After the flat, treated glass is tested it's then bonded to the metal chassis and backlight. At present, the backlight and panel themselves cost about the same amount to manufacture, and that's just for the CCFL version (above).
The LED backlight as used in Samsung's "LED TVs" is even more expensive due to a lack of manufacturers — up to three times the cost of the panel. Instead of installing LEDs behind the panel, Samsung uses what's called an "edge-lit" configuration. LEDs are installed along the sides and top of the display and use a "light guide" to distribute the light evenly.
Each panel goes through five different stages of inspection, and the first three stages are automated. The first of these is an input test, which checks if the panel works once power is applied. Next is an aging test where the screen is subjected to 45-degree temperatures for two hours. The computer then completes its final check before it's examined by human technicians.
Unlike the stock Samsung photo above, technicians check the panels while they sit upright on the conveyor belt (instead of lying down) — moving their eyes over each part of the panel looking for defects in the backlight or dead pixels. In some cases (especially when we visited the LG factory) this can look quite creepy as the technicians sweep their heads from side to side very quickly as if caught in some sort of religious fervour. The panel flashes white, and then green, red and blue to help the process. While the panel itself has a backlight it lacks any picture processing guts, so to help in this process the panels "plug in" at the bottom and are fed the test patterns.

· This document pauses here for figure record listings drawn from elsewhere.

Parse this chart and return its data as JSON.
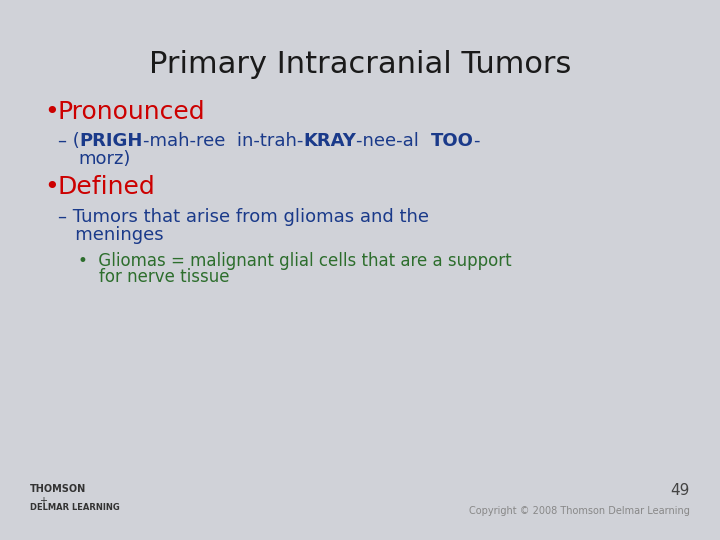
{
  "title": "Primary Intracranial Tumors",
  "title_color": "#1a1a1a",
  "title_fontsize": 22,
  "background_color": "#d0d2d8",
  "bullet1_text": "Pronounced",
  "bullet1_color": "#cc0000",
  "bullet1_fontsize": 18,
  "dash1_segments": [
    {
      "text": "– (",
      "bold": false
    },
    {
      "text": "PRIGH",
      "bold": true
    },
    {
      "text": "-mah-ree  in-trah-",
      "bold": false
    },
    {
      "text": "KRAY",
      "bold": true
    },
    {
      "text": "-nee-al  ",
      "bold": false
    },
    {
      "text": "TOO",
      "bold": true
    },
    {
      "text": "-",
      "bold": false
    }
  ],
  "dash1_line2": "morz)",
  "dash1_color": "#1a3a8a",
  "dash1_fontsize": 13,
  "bullet2_text": "Defined",
  "bullet2_color": "#cc0000",
  "bullet2_fontsize": 18,
  "dash2_line1": "– Tumors that arise from gliomas and the",
  "dash2_line2": "   meninges",
  "dash2_color": "#1a3a8a",
  "dash2_fontsize": 13,
  "sub_bullet_line1": "•  Gliomas = malignant glial cells that are a support",
  "sub_bullet_line2": "    for nerve tissue",
  "sub_bullet_color": "#2d6e2d",
  "sub_bullet_fontsize": 12,
  "page_number": "49",
  "page_number_color": "#444444",
  "copyright_text": "Copyright © 2008 Thomson Delmar Learning",
  "copyright_color": "#888888",
  "footer_thomson": "THOMSON",
  "footer_delmar": "DELMAR LEARNING",
  "footer_color": "#333333"
}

A finished panel, waiting to have the bezel fitted. According to our hosts, there are three different levels of quality, with the top "A" grade going out to customers. However, one in every 100 panel fails and is then given either a B or C grade. "B" grade may exhibit some faults but can be recycled panels for in-house signage, or sold to employees at a discount rate. The last "C" grade panels will have their parts recycled; however, if there is a problem with the backlight itself it is destroyed.